Etwa ein Drittel der Fahrzeuge ist auf den Straßen in Stadt und Landkreis Osnabrück unterwegs, um Schüler zu befördern, teilte Schulte mit. Dabei habe sich die Umsetzung der Schulstrukturreform mit unterschiedlichen Anfangszeiten von 7.30 bis 8.30 Uhr bewährt, denn dadurch sei es möglich, dass ein Fahrzeug mehrere Schleifen fährt: " Würden alle Schulen zur gleichen Zeit beginnen, müssten doppelt so viele Busse fahren", rechnete Schulte vor. Eine Rücknahme der Schulzeitstaffelung würde die Mehrfachnutzung von Bussen verringern und einen erheblichen Mehrbedarf an Fahrzeugen verursachen. Geschätzte Mehrkosten pro Jahr: rund 500 000 Euro.
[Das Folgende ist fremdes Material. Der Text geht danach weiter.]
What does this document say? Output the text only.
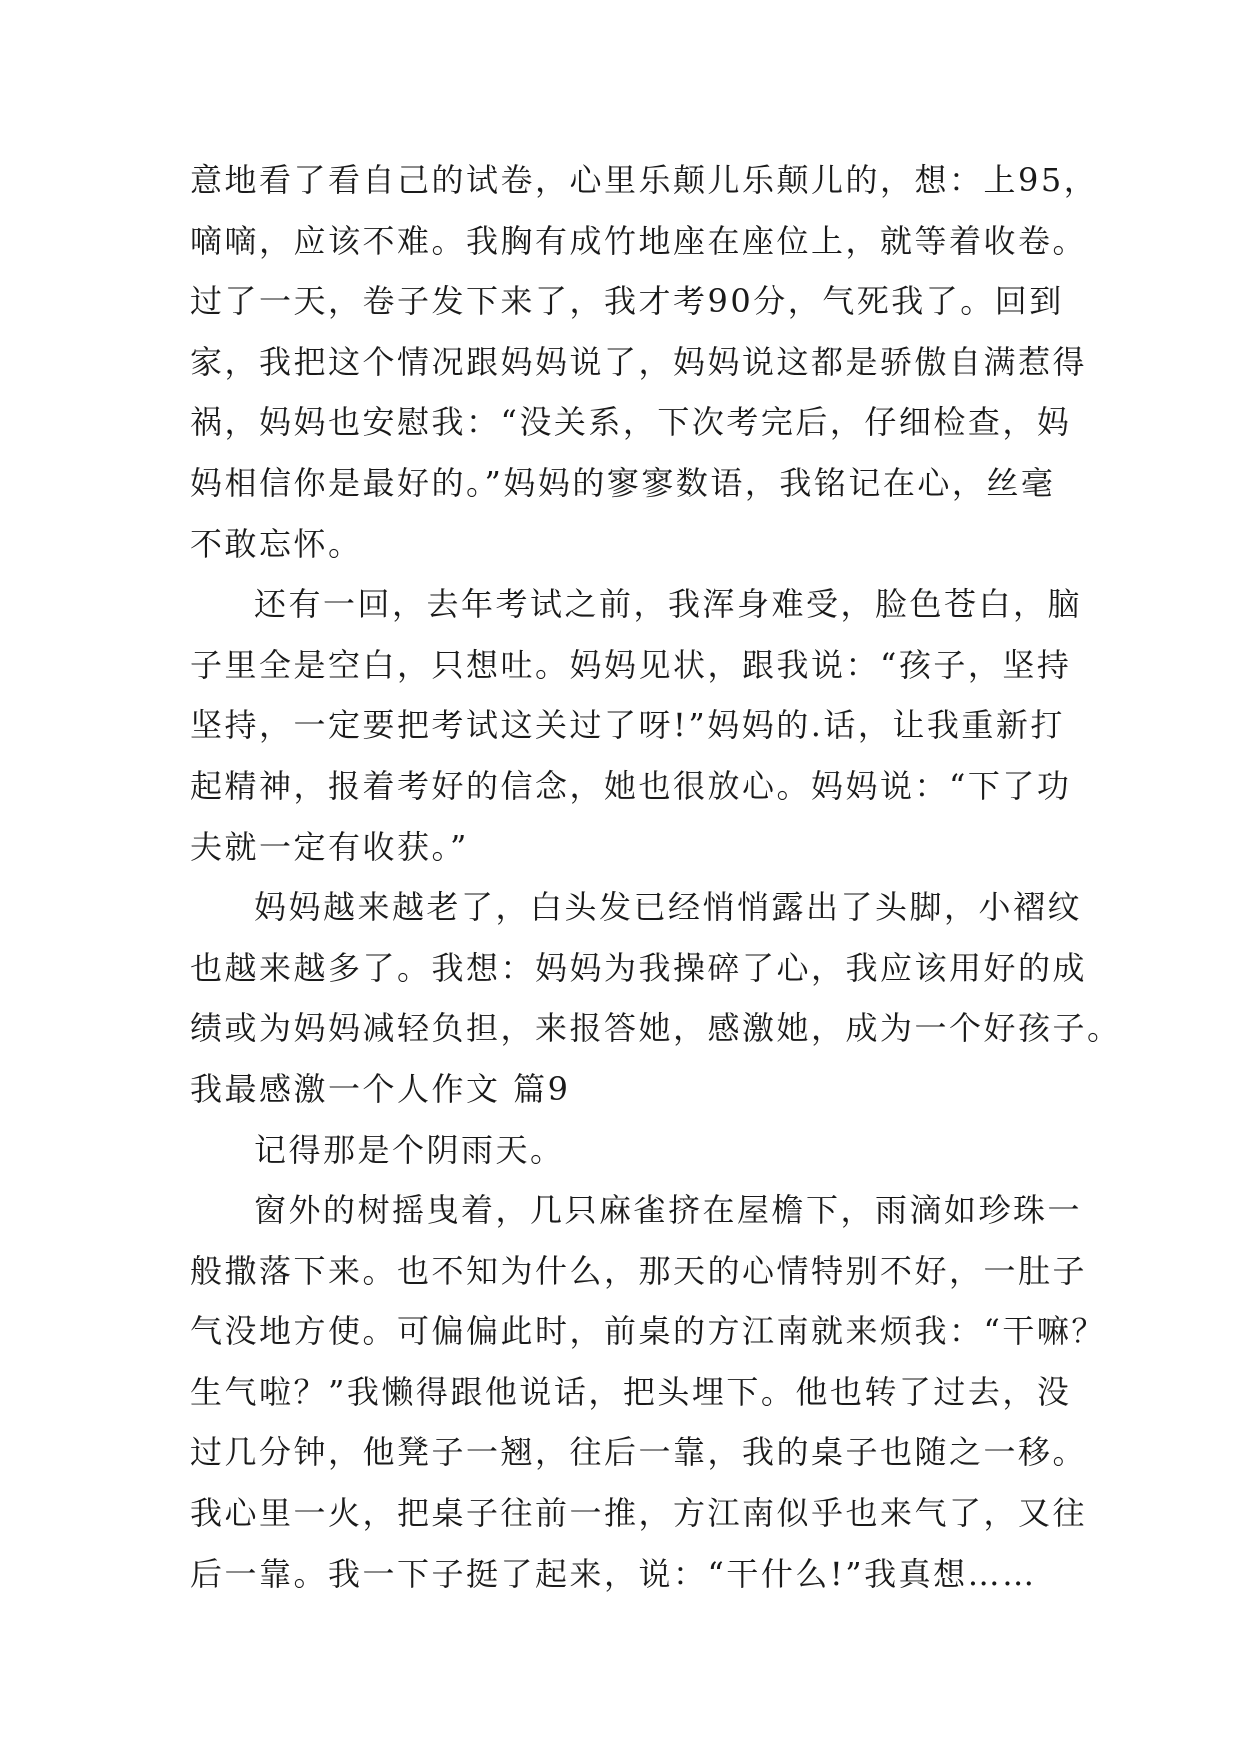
意地看了看自己的试卷，心里乐颠儿乐颠儿的，想：上95，
嘀嘀，应该不难。我胸有成竹地座在座位上，就等着收卷。
过了一天，卷子发下来了，我才考90分，气死我了。回到
家，我把这个情况跟妈妈说了，妈妈说这都是骄傲自满惹得
祸，妈妈也安慰我：“没关系，下次考完后，仔细检查，妈
妈相信你是最好的。”妈妈的寥寥数语，我铭记在心，丝毫
不敢忘怀。
还有一回，去年考试之前，我浑身难受，脸色苍白，脑
子里全是空白，只想吐。妈妈见状，跟我说：“孩子，坚持
坚持，一定要把考试这关过了呀!”妈妈的.话，让我重新打
起精神，报着考好的信念，她也很放心。妈妈说：“下了功
夫就一定有收获。”
妈妈越来越老了，白头发已经悄悄露出了头脚，小褶纹
也越来越多了。我想：妈妈为我操碎了心，我应该用好的成
绩或为妈妈减轻负担，来报答她，感激她，成为一个好孩子。
我最感激一个人作文 篇9
记得那是个阴雨天。
窗外的树摇曳着，几只麻雀挤在屋檐下，雨滴如珍珠一
般撒落下来。也不知为什么，那天的心情特别不好，一肚子
气没地方使。可偏偏此时，前桌的方江南就来烦我：“干嘛？
生气啦？”我懒得跟他说话，把头埋下。他也转了过去，没
过几分钟，他凳子一翘，往后一靠，我的桌子也随之一移。
我心里一火，把桌子往前一推，方江南似乎也来气了，又往
后一靠。我一下子挺了起来，说：“干什么!”我真想……
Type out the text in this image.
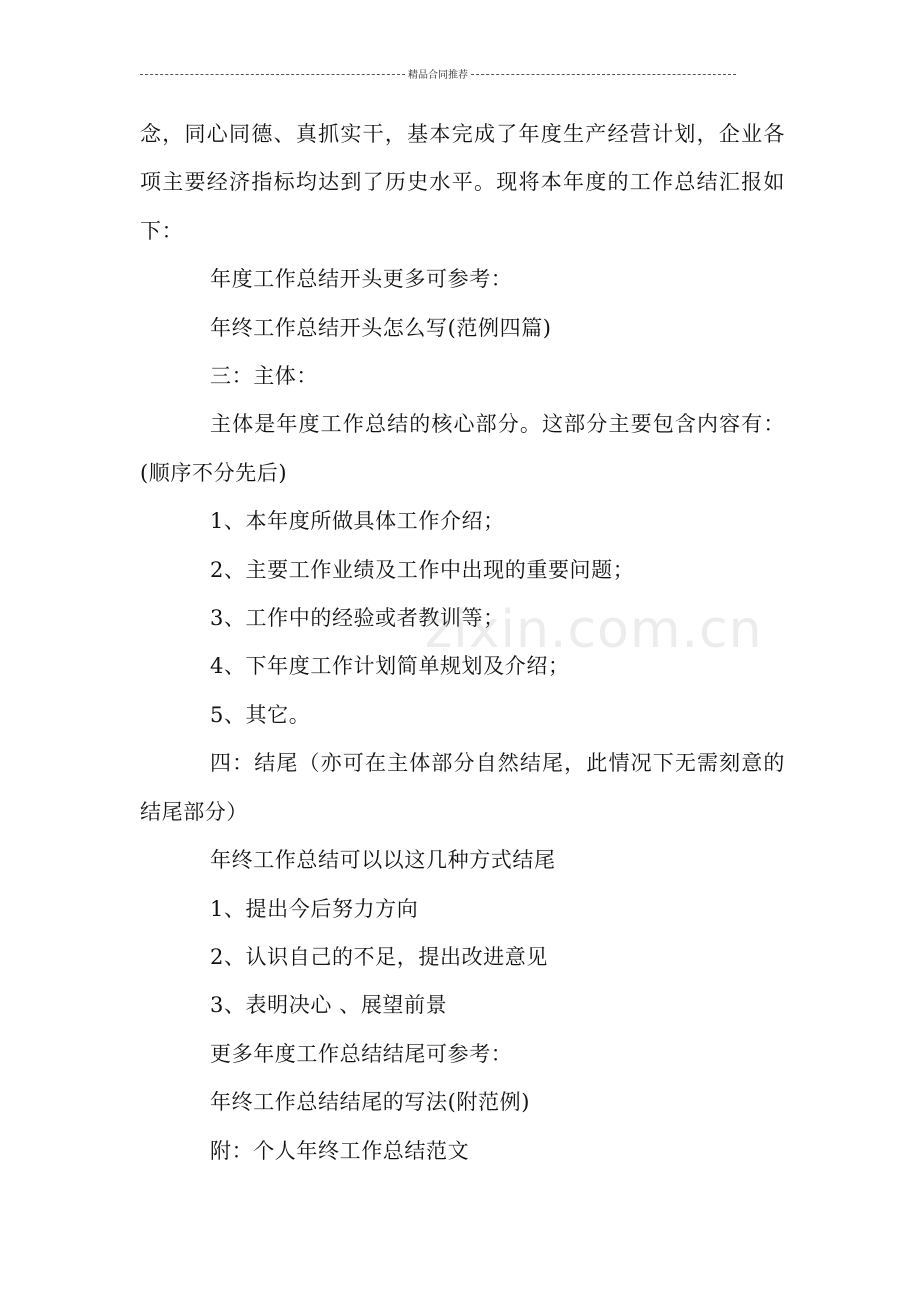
精品合同推荐

念，同心同德、真抓实干，基本完成了年度生产经营计划，企业各项主要经济指标均达到了历史水平。现将本年度的工作总结汇报如下：

年度工作总结开头更多可参考：

年终工作总结开头怎么写(范例四篇)

三：主体：

主体是年度工作总结的核心部分。这部分主要包含内容有：(顺序不分先后)

1、本年度所做具体工作介绍；

2、主要工作业绩及工作中出现的重要问题；

3、工作中的经验或者教训等；

4、下年度工作计划简单规划及介绍；

5、其它。

四：结尾（亦可在主体部分自然结尾，此情况下无需刻意的结尾部分）

年终工作总结可以以这几种方式结尾

1、提出今后努力方向

2、认识自己的不足，提出改进意见

3、表明决心 、展望前景

更多年度工作总结结尾可参考：

年终工作总结结尾的写法(附范例)

附：个人年终工作总结范文

zixin.com.cn
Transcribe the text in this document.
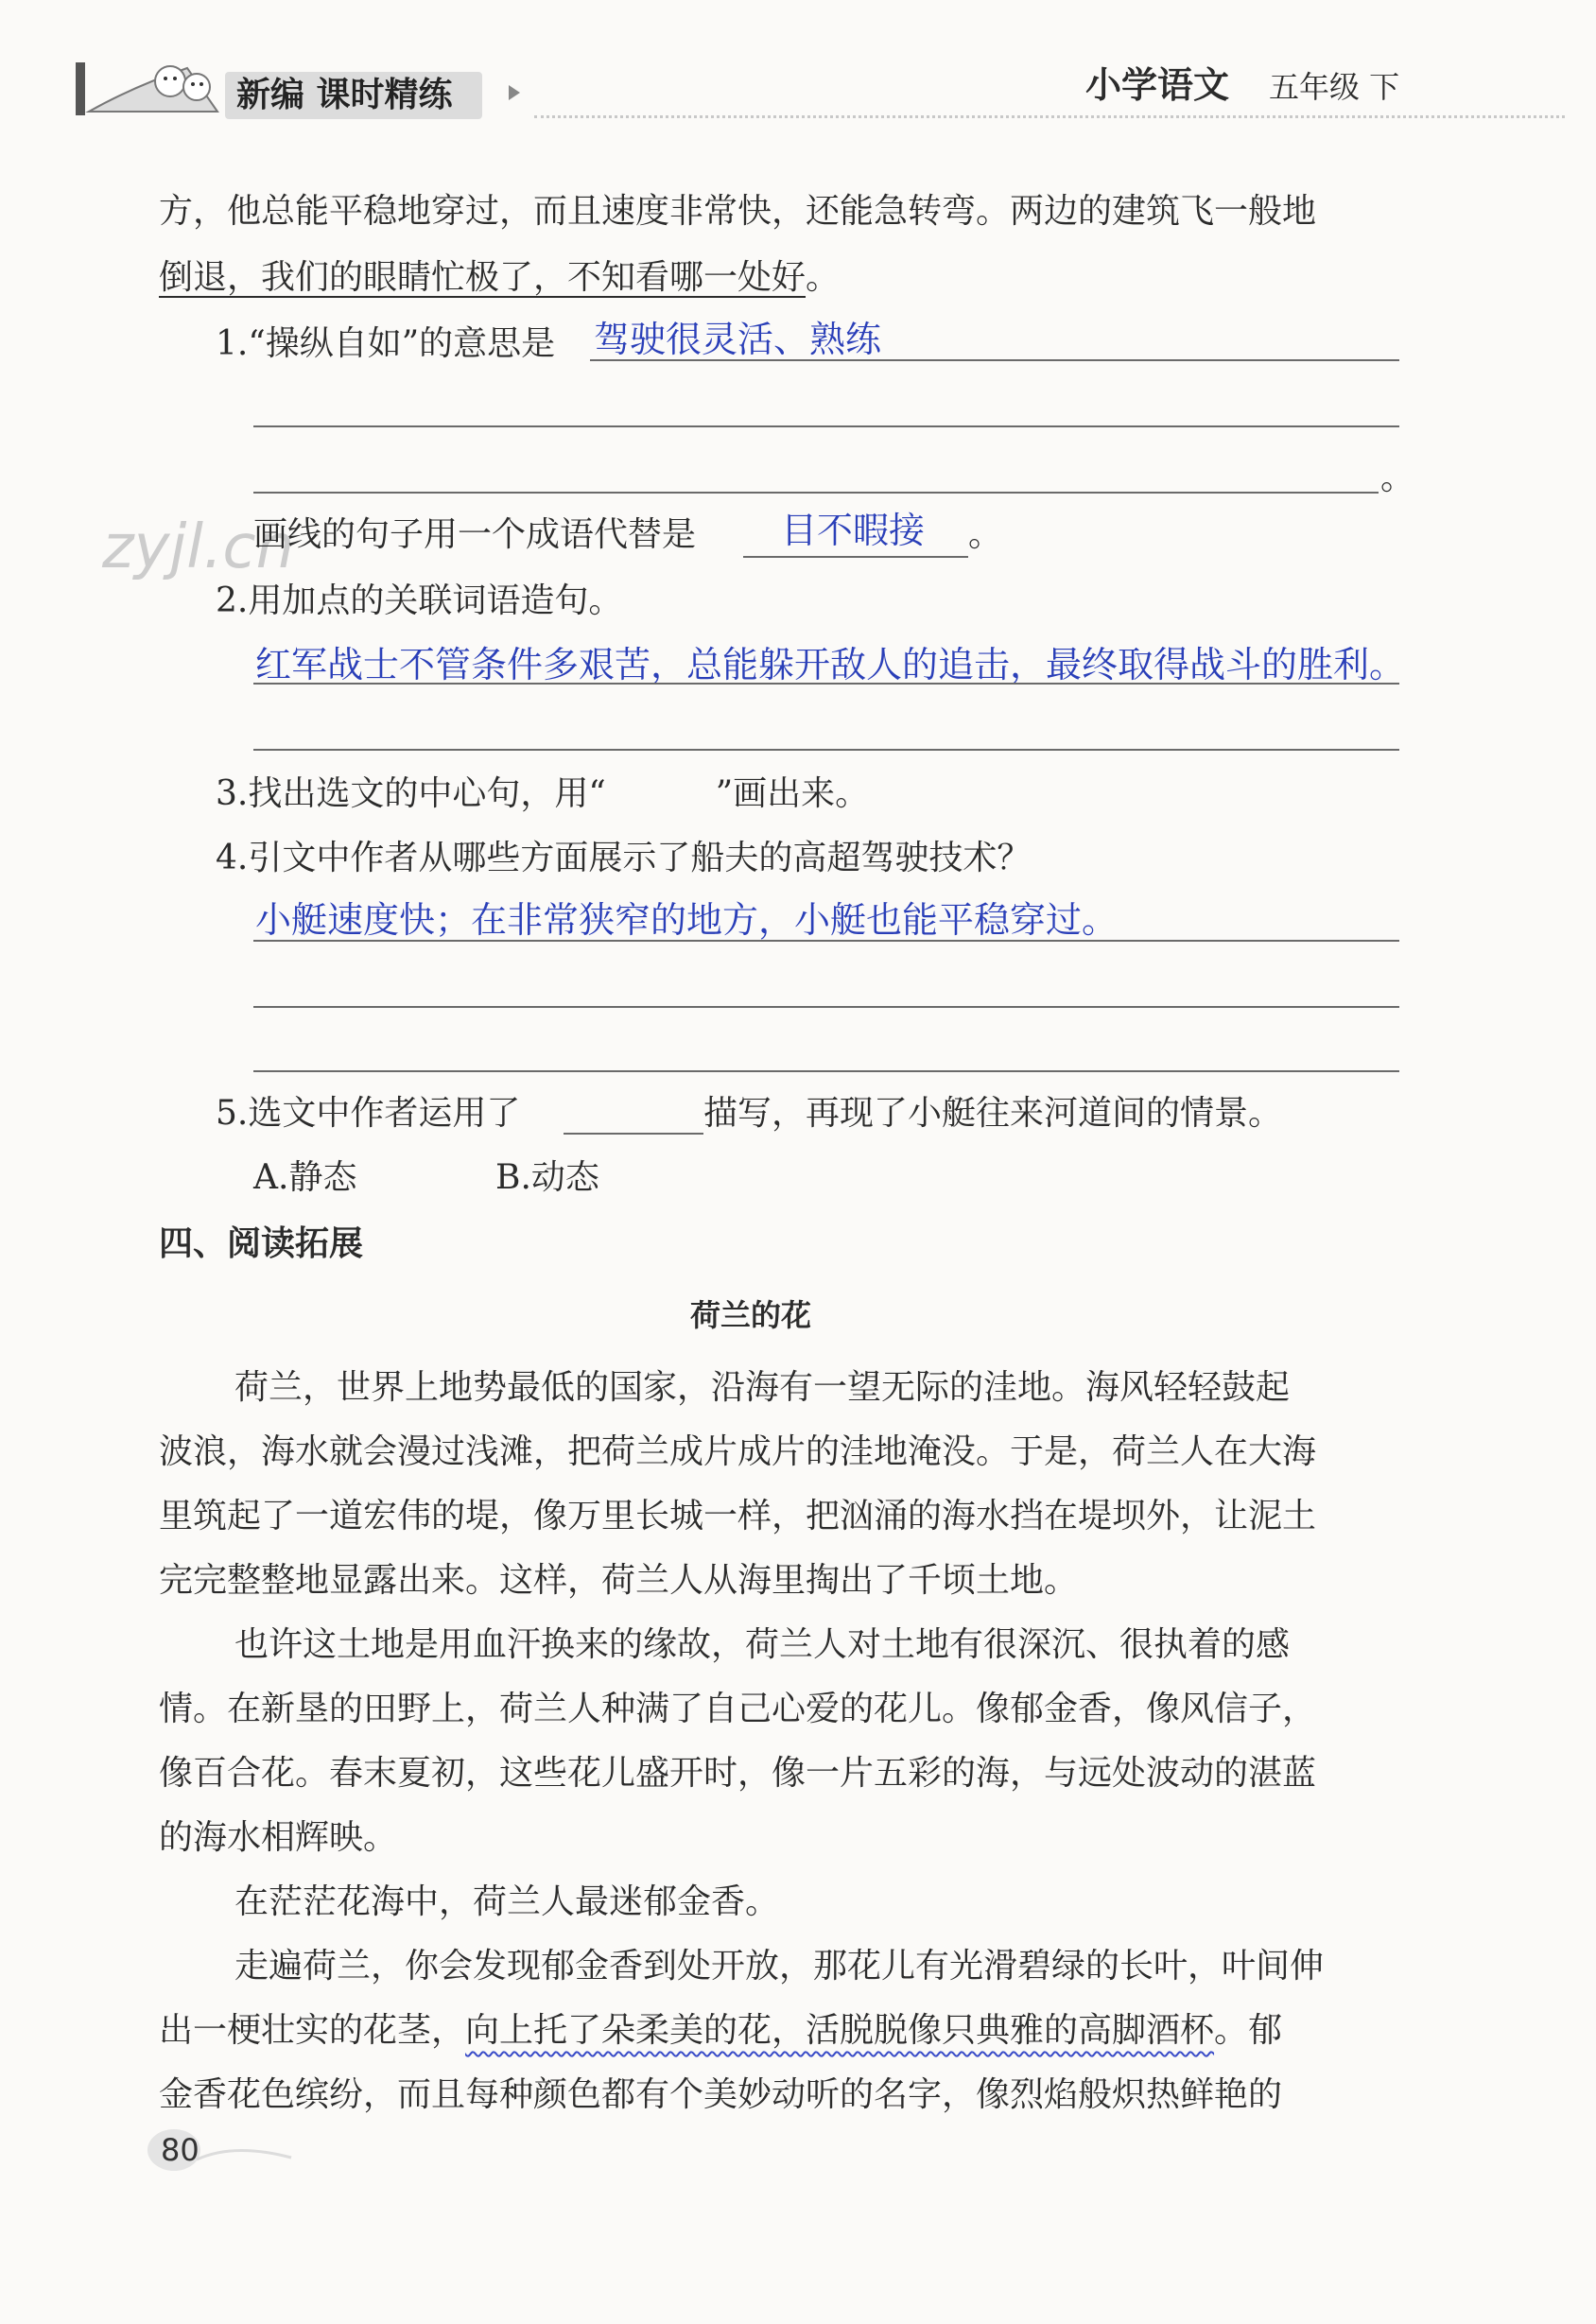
新编 课时精练	小学语文 五年级 下
方，他总能平稳地穿过，而且速度非常快，还能急转弯。两边的建筑飞一般地
倒退，我们的眼睛忙极了，不知看哪一处好。
zyjl.cn
1.“操纵自如”的意思是 驾驶很灵活、熟练
。
画线的句子用一个成语代替是 目不暇接 。
2.用加点的关联词语造句。
红军战士不管条件多艰苦，总能躲开敌人的追击，最终取得战斗的胜利。
3.找出选文的中心句，用“	”画出来。
4.引文中作者从哪些方面展示了船夫的高超驾驶技术？
小艇速度快；在非常狭窄的地方，小艇也能平稳穿过。
5.选文中作者运用了	描写，再现了小艇往来河道间的情景。
A.静态	B.动态
四、阅读拓展
荷兰的花
荷兰，世界上地势最低的国家，沿海有一望无际的洼地。海风轻轻鼓起
波浪，海水就会漫过浅滩，把荷兰成片成片的洼地淹没。于是，荷兰人在大海
里筑起了一道宏伟的堤，像万里长城一样，把汹涌的海水挡在堤坝外，让泥土
完完整整地显露出来。这样，荷兰人从海里掏出了千顷土地。
也许这土地是用血汗换来的缘故，荷兰人对土地有很深沉、很执着的感
情。在新垦的田野上，荷兰人种满了自己心爱的花儿。像郁金香，像风信子，
像百合花。春末夏初，这些花儿盛开时，像一片五彩的海，与远处波动的湛蓝
的海水相辉映。
在茫茫花海中，荷兰人最迷郁金香。
走遍荷兰，你会发现郁金香到处开放，那花儿有光滑碧绿的长叶，叶间伸
出一梗壮实的花茎，向上托了朵柔美的花，活脱脱像只典雅的高脚酒杯。郁
金香花色缤纷，而且每种颜色都有个美妙动听的名字，像烈焰般炽热鲜艳的
80
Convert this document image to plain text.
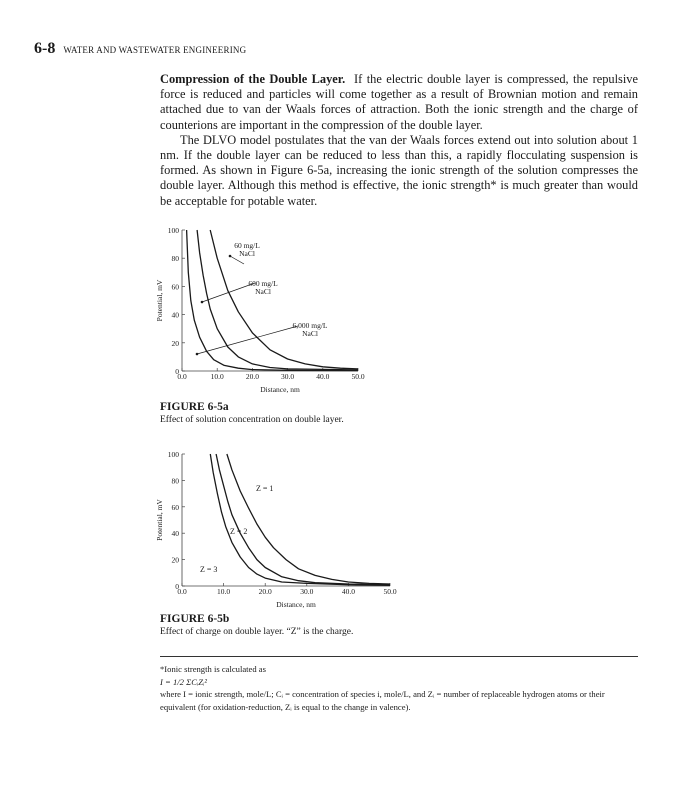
6-8 WATER AND WASTEWATER ENGINEERING

Compression of the Double Layer. If the electric double layer is compressed, the repulsive force is reduced and particles will come together as a result of Brownian motion and remain attached due to van der Waals forces of attraction. Both the ionic strength and the charge of counterions are important in the compression of the double layer.

The DLVO model postulates that the van der Waals forces extend out into solution about 1 nm. If the double layer can be reduced to less than this, a rapidly flocculating suspension is formed. As shown in Figure 6-5a, increasing the ionic strength of the solution compresses the double layer. Although this method is effective, the ionic strength* is much greater than would be acceptable for potable water.

0
20
40
60
80
100
0.0	10.0	20.0	30.0	40.0	50.0
Distance, nm
Potential, mV
60 mg/L
NaCl
600 mg/L
NaCl
6,000 mg/L
NaCl
FIGURE 6-5a
Effect of solution concentration on double layer.
0
20
40
60
80
100
0.0	10.0	20.0	30.0	40.0	50.0
Distance, nm
Potential, mV
Z = 1
Z = 2
Z = 3
FIGURE 6-5b
Effect of charge on double layer. “Z” is the charge.

*Ionic strength is calculated as

I = 1/2 ΣCᵢZᵢ²

where I = ionic strength, mole/L; Cᵢ = concentration of species i, mole/L, and Zᵢ = number of replaceable hydrogen atoms or their equivalent (for oxidation-reduction, Zᵢ is equal to the change in valence).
Als wahres " Horrorszenario" bewertete der Referent die Schließung von Schulstandorten, denn bei (künftig zu erwartender) Zusammenlegung oder Schließung von Schulen steigt die Zahl der zu befördernden Schüler. Ein weiteres Risiko stelle der Ganztagsunterricht dar, der zu einer Verlängerung der Betriebszeiten der Schülerbeförderung mit entsprechend verlängerten Dienst- und Arbeitszeiten führe.
Eindringlich richtete Schulte den Appell an die Kommunen, den ÖPNV auch weiterhin mitzufinanzieren: " Behalten Sie den Wert bei, es ist gut angelegtes Geld", urteilte Schulte.
Die kommunale Mitfinanzierung betrug im Jahr 1996 exakt 505 952 Euro und sank im Jahr 2009 auf 350 626 Euro. Bad Rothenfelde beteiligte sich 1996 mit einem Betrag von 31 980 Euro an diesen Kosten, 2009 waren es 22 162 Euro.